There was just one encounter. I was CNE president and had urged our reluctant entertainment staff to have a military tattoo. There was a reception first for the military brass, because it was important to get the co-operation of our defence department or the Ex would have had to pay for every last drummer.
And there I was introduced to an old man by someone who really didn't know who Cable was and suspected that I would be clueless too.
I pumped Cable's hand and said to me he was the most famous name in music. The legend of military music and Broadway shows and revues!
I had grown up listening to his music on the CBC when going to live radio broadcasts were still the in thing to do.  I would do the TTC trek to a studio just off Yonge where Wayne and Shuster performed on Thursday nights with Herb May booming into the mike. There was the Happy Gang every noon, with an audience generally of Ryerson students and a few tourists. But whatever the location and the time, most of the music I was hearing had been touched by the baton and pen of Howard Cable.
 And of course during the Ex the Grandstand show, with music supervised by Cable, was one of the biggest acts in Canada.
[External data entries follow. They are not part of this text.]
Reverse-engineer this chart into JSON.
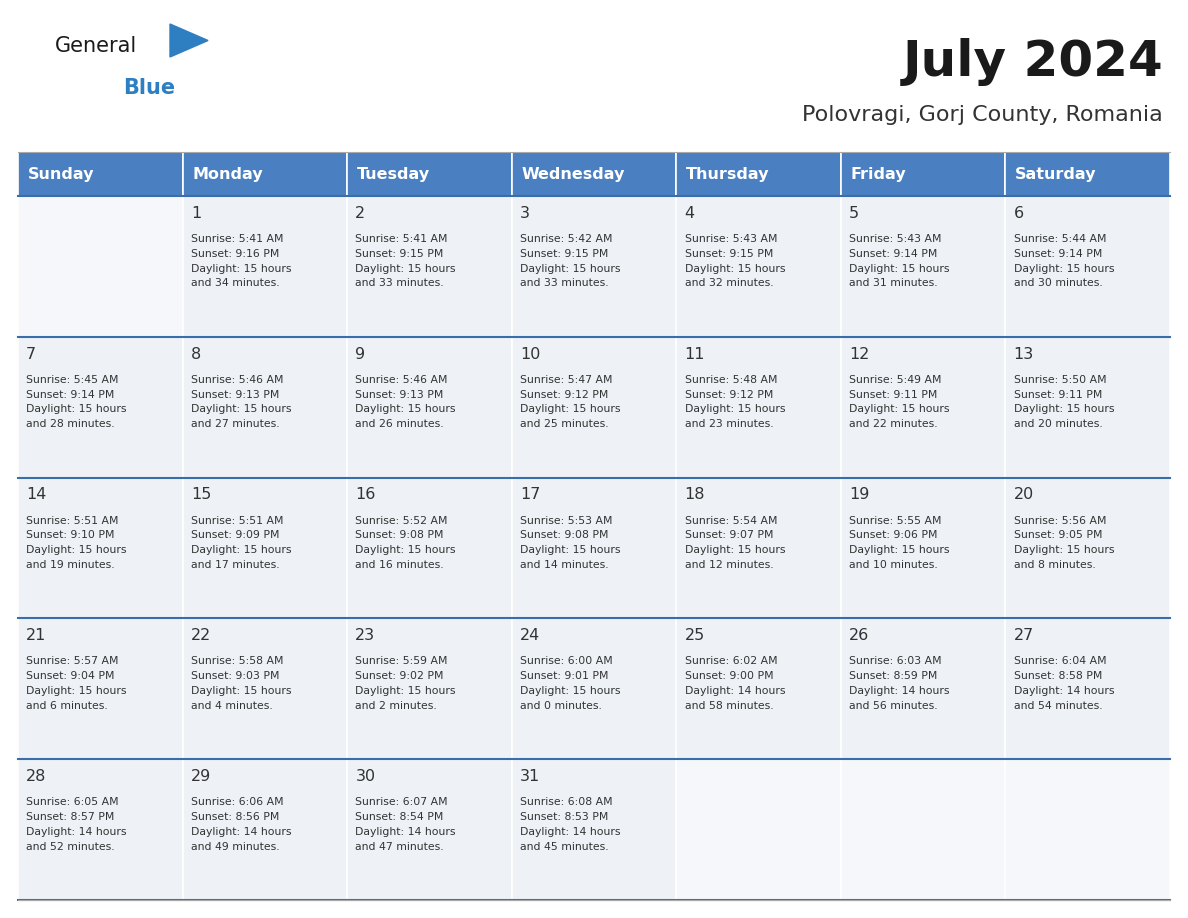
{
  "title": "July 2024",
  "subtitle": "Polovragi, Gorj County, Romania",
  "days_of_week": [
    "Sunday",
    "Monday",
    "Tuesday",
    "Wednesday",
    "Thursday",
    "Friday",
    "Saturday"
  ],
  "header_bg": "#4a7fc1",
  "header_text": "#ffffff",
  "cell_bg": "#eef2f7",
  "cell_bg_empty": "#f5f7fa",
  "cell_border_color": "#ffffff",
  "row_divider_color": "#3a6eaa",
  "day_number_color": "#333333",
  "info_text_color": "#333333",
  "title_color": "#1a1a1a",
  "subtitle_color": "#333333",
  "logo_general_color": "#1a1a1a",
  "logo_blue_color": "#2e7fc1",
  "fig_width": 11.88,
  "fig_height": 9.18,
  "dpi": 100,
  "weeks": [
    [
      {
        "day": "",
        "info": ""
      },
      {
        "day": "1",
        "info": "Sunrise: 5:41 AM\nSunset: 9:16 PM\nDaylight: 15 hours\nand 34 minutes."
      },
      {
        "day": "2",
        "info": "Sunrise: 5:41 AM\nSunset: 9:15 PM\nDaylight: 15 hours\nand 33 minutes."
      },
      {
        "day": "3",
        "info": "Sunrise: 5:42 AM\nSunset: 9:15 PM\nDaylight: 15 hours\nand 33 minutes."
      },
      {
        "day": "4",
        "info": "Sunrise: 5:43 AM\nSunset: 9:15 PM\nDaylight: 15 hours\nand 32 minutes."
      },
      {
        "day": "5",
        "info": "Sunrise: 5:43 AM\nSunset: 9:14 PM\nDaylight: 15 hours\nand 31 minutes."
      },
      {
        "day": "6",
        "info": "Sunrise: 5:44 AM\nSunset: 9:14 PM\nDaylight: 15 hours\nand 30 minutes."
      }
    ],
    [
      {
        "day": "7",
        "info": "Sunrise: 5:45 AM\nSunset: 9:14 PM\nDaylight: 15 hours\nand 28 minutes."
      },
      {
        "day": "8",
        "info": "Sunrise: 5:46 AM\nSunset: 9:13 PM\nDaylight: 15 hours\nand 27 minutes."
      },
      {
        "day": "9",
        "info": "Sunrise: 5:46 AM\nSunset: 9:13 PM\nDaylight: 15 hours\nand 26 minutes."
      },
      {
        "day": "10",
        "info": "Sunrise: 5:47 AM\nSunset: 9:12 PM\nDaylight: 15 hours\nand 25 minutes."
      },
      {
        "day": "11",
        "info": "Sunrise: 5:48 AM\nSunset: 9:12 PM\nDaylight: 15 hours\nand 23 minutes."
      },
      {
        "day": "12",
        "info": "Sunrise: 5:49 AM\nSunset: 9:11 PM\nDaylight: 15 hours\nand 22 minutes."
      },
      {
        "day": "13",
        "info": "Sunrise: 5:50 AM\nSunset: 9:11 PM\nDaylight: 15 hours\nand 20 minutes."
      }
    ],
    [
      {
        "day": "14",
        "info": "Sunrise: 5:51 AM\nSunset: 9:10 PM\nDaylight: 15 hours\nand 19 minutes."
      },
      {
        "day": "15",
        "info": "Sunrise: 5:51 AM\nSunset: 9:09 PM\nDaylight: 15 hours\nand 17 minutes."
      },
      {
        "day": "16",
        "info": "Sunrise: 5:52 AM\nSunset: 9:08 PM\nDaylight: 15 hours\nand 16 minutes."
      },
      {
        "day": "17",
        "info": "Sunrise: 5:53 AM\nSunset: 9:08 PM\nDaylight: 15 hours\nand 14 minutes."
      },
      {
        "day": "18",
        "info": "Sunrise: 5:54 AM\nSunset: 9:07 PM\nDaylight: 15 hours\nand 12 minutes."
      },
      {
        "day": "19",
        "info": "Sunrise: 5:55 AM\nSunset: 9:06 PM\nDaylight: 15 hours\nand 10 minutes."
      },
      {
        "day": "20",
        "info": "Sunrise: 5:56 AM\nSunset: 9:05 PM\nDaylight: 15 hours\nand 8 minutes."
      }
    ],
    [
      {
        "day": "21",
        "info": "Sunrise: 5:57 AM\nSunset: 9:04 PM\nDaylight: 15 hours\nand 6 minutes."
      },
      {
        "day": "22",
        "info": "Sunrise: 5:58 AM\nSunset: 9:03 PM\nDaylight: 15 hours\nand 4 minutes."
      },
      {
        "day": "23",
        "info": "Sunrise: 5:59 AM\nSunset: 9:02 PM\nDaylight: 15 hours\nand 2 minutes."
      },
      {
        "day": "24",
        "info": "Sunrise: 6:00 AM\nSunset: 9:01 PM\nDaylight: 15 hours\nand 0 minutes."
      },
      {
        "day": "25",
        "info": "Sunrise: 6:02 AM\nSunset: 9:00 PM\nDaylight: 14 hours\nand 58 minutes."
      },
      {
        "day": "26",
        "info": "Sunrise: 6:03 AM\nSunset: 8:59 PM\nDaylight: 14 hours\nand 56 minutes."
      },
      {
        "day": "27",
        "info": "Sunrise: 6:04 AM\nSunset: 8:58 PM\nDaylight: 14 hours\nand 54 minutes."
      }
    ],
    [
      {
        "day": "28",
        "info": "Sunrise: 6:05 AM\nSunset: 8:57 PM\nDaylight: 14 hours\nand 52 minutes."
      },
      {
        "day": "29",
        "info": "Sunrise: 6:06 AM\nSunset: 8:56 PM\nDaylight: 14 hours\nand 49 minutes."
      },
      {
        "day": "30",
        "info": "Sunrise: 6:07 AM\nSunset: 8:54 PM\nDaylight: 14 hours\nand 47 minutes."
      },
      {
        "day": "31",
        "info": "Sunrise: 6:08 AM\nSunset: 8:53 PM\nDaylight: 14 hours\nand 45 minutes."
      },
      {
        "day": "",
        "info": ""
      },
      {
        "day": "",
        "info": ""
      },
      {
        "day": "",
        "info": ""
      }
    ]
  ]
}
Naturally he directed onsite entertainment when Expo 67 was the biggest and most innovative show in the world.
He was a stalwart of early TV in New York and in Toronto. He arranged and directed the music for countless National Film Board productions when the NFB was considered a national treasure. Many a Canadian revue or musical featured his music. High school music teachers used his scores.
He was so prolific and so great that of course he was still composing at 95 when he died this March on a day he was to scheduled to attend a recording session.
I chatted with him that one night about how he had grown up in Parkdale and loved to walk down to the Palais Royale to listen live to the Dorseys and one of the Herds of Woody, music that you hear now every Sunday night on 91.1, our jazz station which is smart enough to have Glen Woodcock as host of his Big Band show for 40 years.
Why Woodcock, the Toronto Sun's retired associate editor, almost goes back to the horse and buggy days and cream floating on top of delivered milk about which Howard Cable used to reminisce so often.
So I met Cable only once, but I listened to him for decades. And so did you if you have survived a few decades or so, even if you now forget his name.




2 comments:

Unknown said...

I like your post, Mr. Downing!
In my opinion, Howard Cable was the most underappreciated music icon in Canadian history. He was the real deal. No matter how much time passes, many of us will NEVER forget his name.
Thank you for writing this very fine article.

Lori Fox Rossi
(Manager - Howard Cable music)

Allison said...

That is a really nice article! Thank you putting into words what those of us who only met Howard fleetingly experienced albeit perhaps in different circumstances. Wellington Wind Symphony has a good collection of Howard's pieces in our library and was fortunate to have Howard as a guest conductor over the years. He is featured In some of our videos on YouTube and I believe on our DVDs. The words a true gentleman come to mind.